Diana Christmas
Page 15
I dreamt of her every night. That crunch of the banana-yellow van striking her body was in my thoughts every moment of the day. I hated myself, I still hated her too, but I realised – horribly – just how much I loved her.
This was a woman who wanted to shoot me, who happily left me for dead on the concrete floor of Motspur Studio. She killed two men and then threw me away as if I were nothing. As far as I could tell, she had no real guilt for what she did to them or wanted to do to me, yet I was racked with self-loathing for what I did to her.
The rest of that summer was quiet. I did manage to find a late place on a teacher training course in Cardiff to appease my mum, but nothing else. I didn’t do any bar work, I didn’t sign on, I just drifted.
And I stayed in my brooding haze right until the slightly chilly August Bank Holiday Monday, when I saw the familiar silver-grey Rolls-Royce parked about a hundred and fifty yards from my mum’s front door.
Chapter Twenty-Eight
August 25th, 1980
Romesh stepped hulking out of the Rolls as I approached, his face sphinx-like, as if he’d never even seen me before.
Without fear I walked straight up to the man who had hospitalised me, then ignored him. I opened the back door and, without invitation, slid myself onto the back seat next to Grayson Gilbert.

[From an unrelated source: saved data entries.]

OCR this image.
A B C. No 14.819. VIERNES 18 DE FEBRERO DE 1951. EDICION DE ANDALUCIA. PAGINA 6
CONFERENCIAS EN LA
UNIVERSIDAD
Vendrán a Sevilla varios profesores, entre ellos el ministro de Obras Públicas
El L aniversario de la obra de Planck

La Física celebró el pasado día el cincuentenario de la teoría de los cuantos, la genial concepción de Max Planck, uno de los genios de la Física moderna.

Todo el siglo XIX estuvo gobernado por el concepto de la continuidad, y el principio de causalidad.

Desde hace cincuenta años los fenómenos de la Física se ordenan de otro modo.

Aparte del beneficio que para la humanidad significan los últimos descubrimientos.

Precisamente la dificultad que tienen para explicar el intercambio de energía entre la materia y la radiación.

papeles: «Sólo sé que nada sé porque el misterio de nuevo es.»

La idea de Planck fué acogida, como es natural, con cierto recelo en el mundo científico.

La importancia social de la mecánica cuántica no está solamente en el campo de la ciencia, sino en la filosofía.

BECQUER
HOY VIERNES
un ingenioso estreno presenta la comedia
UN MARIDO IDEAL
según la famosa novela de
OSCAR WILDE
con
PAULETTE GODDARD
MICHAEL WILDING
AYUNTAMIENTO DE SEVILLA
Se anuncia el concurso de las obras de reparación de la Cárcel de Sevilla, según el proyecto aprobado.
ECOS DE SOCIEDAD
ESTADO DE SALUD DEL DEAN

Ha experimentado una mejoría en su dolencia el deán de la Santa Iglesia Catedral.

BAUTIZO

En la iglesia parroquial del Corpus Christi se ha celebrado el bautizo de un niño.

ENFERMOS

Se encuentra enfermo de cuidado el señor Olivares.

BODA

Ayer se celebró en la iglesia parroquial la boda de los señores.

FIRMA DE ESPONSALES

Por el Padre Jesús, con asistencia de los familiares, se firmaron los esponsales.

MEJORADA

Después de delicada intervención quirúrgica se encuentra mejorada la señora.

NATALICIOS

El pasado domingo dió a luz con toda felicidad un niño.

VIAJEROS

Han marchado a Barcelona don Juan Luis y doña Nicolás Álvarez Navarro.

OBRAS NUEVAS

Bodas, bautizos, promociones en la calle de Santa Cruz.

The director’s face peered up with a welcoming cheerfulness which wasn’t surprised at all. There was even a gasp of delight, his mouth forming a perfect O. That morning, in his rich, velvet, purple suit, he might have fitted in well at one of London’s more avant-garde clubs, but he was totally out of place in Wickstanley. No wonder he stayed in the car.
I slammed the door behind me, probably as carelessly as anyone had ever treated that Rolls, but it didn’t seem to disturb him a jot.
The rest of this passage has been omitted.